Trotz allem sind im Film einige schwierige Formulierungen enthalten. So will Merlin unbedingt geküsst werden, um sein altes ("gut" aussehendes) Ich zurückzubekommen, auch, wie er sagt, um jemand zu werden „der deiner Wert ist“. Wieder wird Schönheit mit Schlanksein und damit einhergehend höherer Wertigkeit gleichgesetzt. Dem nicht zu entsprechen, ist in Merlins Augen minderwertig. Kein schönes Bild für kleine Zuschauerïnnen, genauso wenig wie für Schneewittchen. Die stellt nämlich bedrückt fest, dass Merlin ihre Schuhe lieber mag, als ihren Charakter.
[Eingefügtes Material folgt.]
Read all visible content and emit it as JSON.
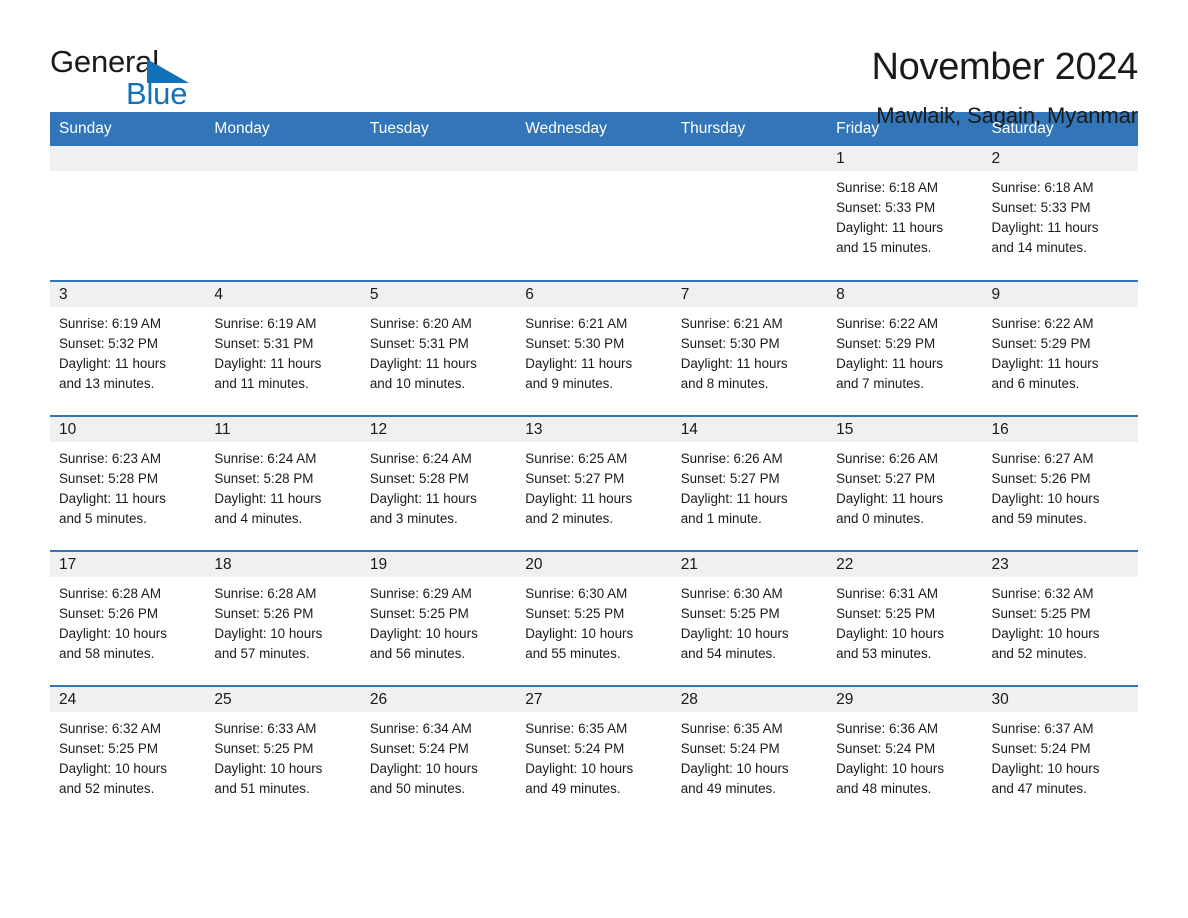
{
  "logo": {
    "word1": "General",
    "word2": "Blue",
    "triangle_color": "#1270b8"
  },
  "header": {
    "title": "November 2024",
    "subtitle": "Mawlaik, Sagain, Myanmar",
    "accent_color": "#3275b8",
    "daynum_band_color": "#f0f0f0"
  },
  "calendar": {
    "weekday_headers": [
      "Sunday",
      "Monday",
      "Tuesday",
      "Wednesday",
      "Thursday",
      "Friday",
      "Saturday"
    ],
    "weeks": [
      [
        {
          "day": "",
          "empty": true
        },
        {
          "day": "",
          "empty": true
        },
        {
          "day": "",
          "empty": true
        },
        {
          "day": "",
          "empty": true
        },
        {
          "day": "",
          "empty": true
        },
        {
          "day": "1",
          "sunrise": "Sunrise: 6:18 AM",
          "sunset": "Sunset: 5:33 PM",
          "daylight1": "Daylight: 11 hours",
          "daylight2": "and 15 minutes."
        },
        {
          "day": "2",
          "sunrise": "Sunrise: 6:18 AM",
          "sunset": "Sunset: 5:33 PM",
          "daylight1": "Daylight: 11 hours",
          "daylight2": "and 14 minutes."
        }
      ],
      [
        {
          "day": "3",
          "sunrise": "Sunrise: 6:19 AM",
          "sunset": "Sunset: 5:32 PM",
          "daylight1": "Daylight: 11 hours",
          "daylight2": "and 13 minutes."
        },
        {
          "day": "4",
          "sunrise": "Sunrise: 6:19 AM",
          "sunset": "Sunset: 5:31 PM",
          "daylight1": "Daylight: 11 hours",
          "daylight2": "and 11 minutes."
        },
        {
          "day": "5",
          "sunrise": "Sunrise: 6:20 AM",
          "sunset": "Sunset: 5:31 PM",
          "daylight1": "Daylight: 11 hours",
          "daylight2": "and 10 minutes."
        },
        {
          "day": "6",
          "sunrise": "Sunrise: 6:21 AM",
          "sunset": "Sunset: 5:30 PM",
          "daylight1": "Daylight: 11 hours",
          "daylight2": "and 9 minutes."
        },
        {
          "day": "7",
          "sunrise": "Sunrise: 6:21 AM",
          "sunset": "Sunset: 5:30 PM",
          "daylight1": "Daylight: 11 hours",
          "daylight2": "and 8 minutes."
        },
        {
          "day": "8",
          "sunrise": "Sunrise: 6:22 AM",
          "sunset": "Sunset: 5:29 PM",
          "daylight1": "Daylight: 11 hours",
          "daylight2": "and 7 minutes."
        },
        {
          "day": "9",
          "sunrise": "Sunrise: 6:22 AM",
          "sunset": "Sunset: 5:29 PM",
          "daylight1": "Daylight: 11 hours",
          "daylight2": "and 6 minutes."
        }
      ],
      [
        {
          "day": "10",
          "sunrise": "Sunrise: 6:23 AM",
          "sunset": "Sunset: 5:28 PM",
          "daylight1": "Daylight: 11 hours",
          "daylight2": "and 5 minutes."
        },
        {
          "day": "11",
          "sunrise": "Sunrise: 6:24 AM",
          "sunset": "Sunset: 5:28 PM",
          "daylight1": "Daylight: 11 hours",
          "daylight2": "and 4 minutes."
        },
        {
          "day": "12",
          "sunrise": "Sunrise: 6:24 AM",
          "sunset": "Sunset: 5:28 PM",
          "daylight1": "Daylight: 11 hours",
          "daylight2": "and 3 minutes."
        },
        {
          "day": "13",
          "sunrise": "Sunrise: 6:25 AM",
          "sunset": "Sunset: 5:27 PM",
          "daylight1": "Daylight: 11 hours",
          "daylight2": "and 2 minutes."
        },
        {
          "day": "14",
          "sunrise": "Sunrise: 6:26 AM",
          "sunset": "Sunset: 5:27 PM",
          "daylight1": "Daylight: 11 hours",
          "daylight2": "and 1 minute."
        },
        {
          "day": "15",
          "sunrise": "Sunrise: 6:26 AM",
          "sunset": "Sunset: 5:27 PM",
          "daylight1": "Daylight: 11 hours",
          "daylight2": "and 0 minutes."
        },
        {
          "day": "16",
          "sunrise": "Sunrise: 6:27 AM",
          "sunset": "Sunset: 5:26 PM",
          "daylight1": "Daylight: 10 hours",
          "daylight2": "and 59 minutes."
        }
      ],
      [
        {
          "day": "17",
          "sunrise": "Sunrise: 6:28 AM",
          "sunset": "Sunset: 5:26 PM",
          "daylight1": "Daylight: 10 hours",
          "daylight2": "and 58 minutes."
        },
        {
          "day": "18",
          "sunrise": "Sunrise: 6:28 AM",
          "sunset": "Sunset: 5:26 PM",
          "daylight1": "Daylight: 10 hours",
          "daylight2": "and 57 minutes."
        },
        {
          "day": "19",
          "sunrise": "Sunrise: 6:29 AM",
          "sunset": "Sunset: 5:25 PM",
          "daylight1": "Daylight: 10 hours",
          "daylight2": "and 56 minutes."
        },
        {
          "day": "20",
          "sunrise": "Sunrise: 6:30 AM",
          "sunset": "Sunset: 5:25 PM",
          "daylight1": "Daylight: 10 hours",
          "daylight2": "and 55 minutes."
        },
        {
          "day": "21",
          "sunrise": "Sunrise: 6:30 AM",
          "sunset": "Sunset: 5:25 PM",
          "daylight1": "Daylight: 10 hours",
          "daylight2": "and 54 minutes."
        },
        {
          "day": "22",
          "sunrise": "Sunrise: 6:31 AM",
          "sunset": "Sunset: 5:25 PM",
          "daylight1": "Daylight: 10 hours",
          "daylight2": "and 53 minutes."
        },
        {
          "day": "23",
          "sunrise": "Sunrise: 6:32 AM",
          "sunset": "Sunset: 5:25 PM",
          "daylight1": "Daylight: 10 hours",
          "daylight2": "and 52 minutes."
        }
      ],
      [
        {
          "day": "24",
          "sunrise": "Sunrise: 6:32 AM",
          "sunset": "Sunset: 5:25 PM",
          "daylight1": "Daylight: 10 hours",
          "daylight2": "and 52 minutes."
        },
        {
          "day": "25",
          "sunrise": "Sunrise: 6:33 AM",
          "sunset": "Sunset: 5:25 PM",
          "daylight1": "Daylight: 10 hours",
          "daylight2": "and 51 minutes."
        },
        {
          "day": "26",
          "sunrise": "Sunrise: 6:34 AM",
          "sunset": "Sunset: 5:24 PM",
          "daylight1": "Daylight: 10 hours",
          "daylight2": "and 50 minutes."
        },
        {
          "day": "27",
          "sunrise": "Sunrise: 6:35 AM",
          "sunset": "Sunset: 5:24 PM",
          "daylight1": "Daylight: 10 hours",
          "daylight2": "and 49 minutes."
        },
        {
          "day": "28",
          "sunrise": "Sunrise: 6:35 AM",
          "sunset": "Sunset: 5:24 PM",
          "daylight1": "Daylight: 10 hours",
          "daylight2": "and 49 minutes."
        },
        {
          "day": "29",
          "sunrise": "Sunrise: 6:36 AM",
          "sunset": "Sunset: 5:24 PM",
          "daylight1": "Daylight: 10 hours",
          "daylight2": "and 48 minutes."
        },
        {
          "day": "30",
          "sunrise": "Sunrise: 6:37 AM",
          "sunset": "Sunset: 5:24 PM",
          "daylight1": "Daylight: 10 hours",
          "daylight2": "and 47 minutes."
        }
      ]
    ]
  }
}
Als die Zwerge herausfinden, dass Rotschühchen per Steckbrief gesucht wird, befürchten sie, eine Verbrecherin zu beherbergen, um dann aber erleichtert festzustellen: „Ein so schönes Mädchen kann einfach keine Schurkin sein.“
Schön und schlank zu sein, bedeutet also sympathisch, nett und gut zu sein? Dicke Menschen sind also automatisch schlecht? Man sollte sich fragen, welche Informationen hinter den Bildern stecken, die sich Kinder ansehen, und was sie daraus lernen. Rotschühchen und die sieben Zwerge greift gesellschaftliche Ideale auf und gibt sie inklusive Kritik wieder. Aber nicht ohne plus size Happy End!